The partnership between Astrium and JSC NC Kazakhstan Gharysh Sapary (KGS), the national company charged with the development of Kazakhstan’s space programme, has reached another major milestone with the signature of a contract for a Satellite Assembly, Integration and Test (AIT) Centre in Astana.

 

Astrium and KGS signed the agreement during the visit of the President of the Republic of Kazakhstan, Mr Nazarbayev, to Paris on the 27th October.

 

Under the contract Astrium will provide and install the various test equipment (mechanical, radiometric, thermal and acoustic facilities) at the new AIT Centre. Astrium will also assist KGS in the construction of the AIT Centre to ensure coordination with the test equipment.

 

The signature follows a major contract signed in October 2009 by Astrium and KGS for the development of two Earth observation satellites.

 

The AIT Centre will form part of the ‘Space City’ that the Kazakhstan space agency, Kazcosmos, is developing in Astana.
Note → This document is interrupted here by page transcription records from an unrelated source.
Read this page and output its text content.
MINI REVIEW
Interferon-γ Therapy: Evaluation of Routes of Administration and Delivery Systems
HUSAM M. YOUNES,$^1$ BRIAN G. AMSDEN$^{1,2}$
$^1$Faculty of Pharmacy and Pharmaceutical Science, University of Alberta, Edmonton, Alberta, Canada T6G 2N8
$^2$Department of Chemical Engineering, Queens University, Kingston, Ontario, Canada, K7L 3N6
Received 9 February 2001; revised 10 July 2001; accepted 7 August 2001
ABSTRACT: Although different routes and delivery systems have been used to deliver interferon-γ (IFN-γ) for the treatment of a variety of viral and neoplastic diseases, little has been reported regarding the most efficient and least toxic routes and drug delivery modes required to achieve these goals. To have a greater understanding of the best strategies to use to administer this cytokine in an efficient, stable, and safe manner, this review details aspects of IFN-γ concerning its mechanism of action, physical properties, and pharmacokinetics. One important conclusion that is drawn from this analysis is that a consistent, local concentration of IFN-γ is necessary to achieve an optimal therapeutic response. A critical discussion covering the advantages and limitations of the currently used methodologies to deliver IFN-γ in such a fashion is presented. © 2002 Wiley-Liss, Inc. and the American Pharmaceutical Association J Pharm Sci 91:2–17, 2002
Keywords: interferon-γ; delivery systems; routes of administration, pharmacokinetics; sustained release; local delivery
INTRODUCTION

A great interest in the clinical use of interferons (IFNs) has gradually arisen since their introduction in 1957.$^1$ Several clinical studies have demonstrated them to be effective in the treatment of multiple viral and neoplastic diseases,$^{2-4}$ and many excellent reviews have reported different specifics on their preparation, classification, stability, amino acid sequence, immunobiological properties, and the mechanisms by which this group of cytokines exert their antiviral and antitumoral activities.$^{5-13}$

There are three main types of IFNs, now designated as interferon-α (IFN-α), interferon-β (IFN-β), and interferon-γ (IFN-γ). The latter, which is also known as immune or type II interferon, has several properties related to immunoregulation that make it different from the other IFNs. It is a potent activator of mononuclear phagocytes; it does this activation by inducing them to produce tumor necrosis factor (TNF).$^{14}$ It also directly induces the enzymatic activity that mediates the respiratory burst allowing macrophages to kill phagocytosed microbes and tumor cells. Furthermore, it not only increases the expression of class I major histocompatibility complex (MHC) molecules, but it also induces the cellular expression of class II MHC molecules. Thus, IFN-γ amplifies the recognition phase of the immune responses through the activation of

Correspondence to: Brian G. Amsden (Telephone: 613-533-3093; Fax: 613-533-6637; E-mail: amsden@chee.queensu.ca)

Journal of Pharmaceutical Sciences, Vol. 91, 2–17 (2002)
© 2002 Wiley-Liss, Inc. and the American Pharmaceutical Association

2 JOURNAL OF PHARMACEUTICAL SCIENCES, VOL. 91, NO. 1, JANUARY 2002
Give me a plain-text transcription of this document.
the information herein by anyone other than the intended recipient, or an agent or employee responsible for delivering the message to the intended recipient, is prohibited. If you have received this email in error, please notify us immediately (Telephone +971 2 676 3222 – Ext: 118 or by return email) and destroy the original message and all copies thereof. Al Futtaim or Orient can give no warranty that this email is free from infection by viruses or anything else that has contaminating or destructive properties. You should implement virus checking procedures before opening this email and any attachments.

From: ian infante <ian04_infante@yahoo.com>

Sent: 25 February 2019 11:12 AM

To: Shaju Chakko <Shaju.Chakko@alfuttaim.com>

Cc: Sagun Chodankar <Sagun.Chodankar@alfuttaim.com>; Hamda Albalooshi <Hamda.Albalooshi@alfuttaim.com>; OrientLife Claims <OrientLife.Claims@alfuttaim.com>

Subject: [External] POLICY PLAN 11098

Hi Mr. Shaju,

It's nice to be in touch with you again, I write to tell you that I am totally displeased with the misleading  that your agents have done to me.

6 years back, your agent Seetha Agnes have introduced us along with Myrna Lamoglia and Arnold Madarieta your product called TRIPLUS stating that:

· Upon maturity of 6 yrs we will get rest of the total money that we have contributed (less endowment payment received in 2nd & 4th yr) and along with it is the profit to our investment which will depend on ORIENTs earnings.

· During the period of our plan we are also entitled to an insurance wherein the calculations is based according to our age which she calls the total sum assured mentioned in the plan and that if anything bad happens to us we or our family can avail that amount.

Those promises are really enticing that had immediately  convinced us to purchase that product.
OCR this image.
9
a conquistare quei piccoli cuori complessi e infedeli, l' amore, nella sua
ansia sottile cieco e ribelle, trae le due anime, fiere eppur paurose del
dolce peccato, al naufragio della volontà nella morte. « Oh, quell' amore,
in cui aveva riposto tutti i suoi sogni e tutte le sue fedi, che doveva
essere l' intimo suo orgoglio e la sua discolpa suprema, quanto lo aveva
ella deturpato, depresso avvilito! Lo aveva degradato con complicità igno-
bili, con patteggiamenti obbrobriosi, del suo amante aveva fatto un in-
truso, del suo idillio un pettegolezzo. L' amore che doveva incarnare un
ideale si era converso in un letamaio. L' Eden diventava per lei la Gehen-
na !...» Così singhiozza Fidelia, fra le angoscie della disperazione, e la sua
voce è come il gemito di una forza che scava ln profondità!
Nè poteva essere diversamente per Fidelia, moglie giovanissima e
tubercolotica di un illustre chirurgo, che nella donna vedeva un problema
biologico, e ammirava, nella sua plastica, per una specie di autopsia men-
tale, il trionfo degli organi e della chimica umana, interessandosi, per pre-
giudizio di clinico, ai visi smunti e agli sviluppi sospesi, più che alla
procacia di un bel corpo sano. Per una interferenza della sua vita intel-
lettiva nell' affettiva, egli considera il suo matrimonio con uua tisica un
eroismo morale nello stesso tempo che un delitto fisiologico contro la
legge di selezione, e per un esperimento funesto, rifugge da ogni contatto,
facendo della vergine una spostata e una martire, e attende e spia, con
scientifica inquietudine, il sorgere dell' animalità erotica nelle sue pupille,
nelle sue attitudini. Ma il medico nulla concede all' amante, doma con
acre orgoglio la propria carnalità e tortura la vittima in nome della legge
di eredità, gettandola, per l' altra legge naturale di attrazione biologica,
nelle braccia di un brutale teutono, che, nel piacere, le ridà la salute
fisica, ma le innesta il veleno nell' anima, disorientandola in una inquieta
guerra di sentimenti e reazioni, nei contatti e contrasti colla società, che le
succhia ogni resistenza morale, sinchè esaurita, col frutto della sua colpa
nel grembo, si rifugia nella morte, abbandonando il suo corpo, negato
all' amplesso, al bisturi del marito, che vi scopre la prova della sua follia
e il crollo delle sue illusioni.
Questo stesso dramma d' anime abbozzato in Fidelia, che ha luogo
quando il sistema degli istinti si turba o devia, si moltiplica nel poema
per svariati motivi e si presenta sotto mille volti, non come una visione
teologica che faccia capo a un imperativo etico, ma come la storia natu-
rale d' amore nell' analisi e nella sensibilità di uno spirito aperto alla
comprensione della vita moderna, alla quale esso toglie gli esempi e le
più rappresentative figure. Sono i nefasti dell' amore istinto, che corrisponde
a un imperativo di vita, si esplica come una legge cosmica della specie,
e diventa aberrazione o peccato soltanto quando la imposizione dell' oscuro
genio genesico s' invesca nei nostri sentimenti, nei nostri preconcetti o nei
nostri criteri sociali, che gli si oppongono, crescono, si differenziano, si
The city will also include the ground segment for the two Astrium-built satellites, as well an administrative building and a museum dedicated to the country’s long space history.

 

François Auque, CEO of Astrium declared after the signature:

 

“This new contract reinforces our strategic partnership with KGS and demonstrates Kazakhstan’s strong commitment to pursuing a national space programme”.

 

“We are now also working closely with KGS to best develop the distribution of Earth observation data and provide satellite services to the Government and private sector in Kazakhstan.”

 

A Joint Venture signed between KGS and Astrium in October 2009 to jointly manage the Astana AIT Centre and implement Kazakhstan’s future satellite programmes will now become operational.

 

Kazakhstan has been involved in spaceflight since the very beginning. In 1957, the Soviet Union chose Baikonur as the launch site for the first satellite, the legendary Sputnik 1. Then, in 1961, the world’s first astronaut, Yuri Gagarin, took off from Baikonur. Baikonur is still Russia’s primary launch site under lease from the Republic of Kazakhstan. Since the early space age, all the human Soyouz flights to the Space Stations have taken off from Baikonur.

 

Kazakhstan is now developing new ambitions in space as part of the programme "A New Kazakhstan in a New World".

 

One of the goals of this programme – launched ten years ago by the President of the Republic of Kazakhstan, Mr Nursultan Nazarbayev – is to provide the country with the most advanced technology and to develop Kazakhstan’s own industrial expertise. Astrium, the European leader in space technology, is offering Kazakhstan its know-how via a strategic and technological partnership that will help the country fulfil its space ambitions.